Author: Howard Male
View album and artist detailsArtist/band: |
Rafiki Jazz |
Label: |
Konimusic KoniCD09 |
Magazine Review Date: |
Jan/Feb/2010 |
Even though the title is pretty terrible, there’s an elegant charm about this Sheffield-based collective’s debut that’s missing from many of the global fusion acts around at the moment. Rafiki Jazz have members from Zanzibar, Mauritius, Senegal, Zimbabwe, Brazil and Colombia as well as the UK, so theirs could have been an over-spiced recipe for disaster. But there’s a surprisingly cohesive, natural flow to their music, making it easy to imagine hearing a track on the radio and wondering which indigenous culture the song had sprung from.

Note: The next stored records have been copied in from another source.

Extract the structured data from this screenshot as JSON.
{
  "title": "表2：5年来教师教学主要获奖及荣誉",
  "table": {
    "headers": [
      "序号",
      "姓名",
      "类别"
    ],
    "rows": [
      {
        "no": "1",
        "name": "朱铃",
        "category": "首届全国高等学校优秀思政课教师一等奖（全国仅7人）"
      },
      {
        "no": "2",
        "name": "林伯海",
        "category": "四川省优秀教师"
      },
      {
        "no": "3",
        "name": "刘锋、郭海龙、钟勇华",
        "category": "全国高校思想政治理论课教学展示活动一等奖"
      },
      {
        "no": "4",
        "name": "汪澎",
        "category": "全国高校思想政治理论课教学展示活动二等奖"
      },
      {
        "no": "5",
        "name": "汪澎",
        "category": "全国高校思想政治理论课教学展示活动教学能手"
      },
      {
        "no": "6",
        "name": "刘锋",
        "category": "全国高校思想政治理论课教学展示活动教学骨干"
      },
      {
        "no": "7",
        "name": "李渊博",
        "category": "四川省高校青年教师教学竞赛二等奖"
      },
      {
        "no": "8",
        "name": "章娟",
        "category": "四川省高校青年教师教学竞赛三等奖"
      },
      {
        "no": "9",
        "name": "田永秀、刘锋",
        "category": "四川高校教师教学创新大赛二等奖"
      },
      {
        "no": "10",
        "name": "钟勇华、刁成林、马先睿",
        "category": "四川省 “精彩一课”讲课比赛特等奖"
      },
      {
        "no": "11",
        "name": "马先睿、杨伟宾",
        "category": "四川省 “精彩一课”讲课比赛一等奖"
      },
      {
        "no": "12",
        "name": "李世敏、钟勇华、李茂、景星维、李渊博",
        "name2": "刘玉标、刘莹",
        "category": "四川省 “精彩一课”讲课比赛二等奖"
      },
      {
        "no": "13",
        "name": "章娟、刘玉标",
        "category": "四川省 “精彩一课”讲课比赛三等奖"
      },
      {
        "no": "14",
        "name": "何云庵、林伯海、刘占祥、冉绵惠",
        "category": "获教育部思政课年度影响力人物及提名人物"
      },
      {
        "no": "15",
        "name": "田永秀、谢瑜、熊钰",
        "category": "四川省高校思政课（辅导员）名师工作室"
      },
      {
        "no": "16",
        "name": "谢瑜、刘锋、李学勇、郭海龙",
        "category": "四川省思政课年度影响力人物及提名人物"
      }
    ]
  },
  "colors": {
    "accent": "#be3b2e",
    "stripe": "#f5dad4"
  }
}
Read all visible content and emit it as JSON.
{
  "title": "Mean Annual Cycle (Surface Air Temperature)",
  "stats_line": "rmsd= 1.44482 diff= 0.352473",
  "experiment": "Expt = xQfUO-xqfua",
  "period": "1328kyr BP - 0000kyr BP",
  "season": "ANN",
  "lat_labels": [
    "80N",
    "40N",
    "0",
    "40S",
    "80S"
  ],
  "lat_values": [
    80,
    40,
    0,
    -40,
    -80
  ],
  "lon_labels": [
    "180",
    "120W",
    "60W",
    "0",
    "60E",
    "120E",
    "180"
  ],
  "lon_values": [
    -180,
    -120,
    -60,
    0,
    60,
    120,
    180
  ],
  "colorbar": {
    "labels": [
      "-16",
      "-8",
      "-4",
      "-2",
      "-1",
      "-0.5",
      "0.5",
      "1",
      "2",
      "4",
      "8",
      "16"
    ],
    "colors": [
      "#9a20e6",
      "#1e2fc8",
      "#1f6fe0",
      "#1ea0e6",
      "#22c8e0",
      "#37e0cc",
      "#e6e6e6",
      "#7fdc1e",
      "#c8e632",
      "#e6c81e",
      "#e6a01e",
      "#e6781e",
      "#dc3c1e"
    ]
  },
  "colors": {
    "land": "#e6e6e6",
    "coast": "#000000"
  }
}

This illusion of rootsy authenticity is partly down to the fact that they’ve wisely avoided the musical albatross of programmed beats. Instead Rafiki Jazz generate an almost wholly acoustic sound out of marimba (xylophone), steel pans and tabla, overlaid with harmonium, koloko (a banjo-like lute) and kora. Although ‘HiLife Mama’ is very South Africa and ‘Mingi Mingi’ is far more Polynesian, there’s an overall unifying cast to the whole album that makes it all feel like the single, fluid vision of a focused group of musicians. There are also digressions into Malian blues and even a track that seems to borrow its melody from Talking Heads’ ‘Once in a Lifetime. Not to mention one of Justin Adams’ current collaborators, Juldeh Camara, adding ritti (one-stringed fiddle) and vocals to the hypnotic Toumani Diabaté-ish ‘Jallo Jerry’. So please, all you world fusion musicians out there, try dropping the programmed beats. You know it makes sense.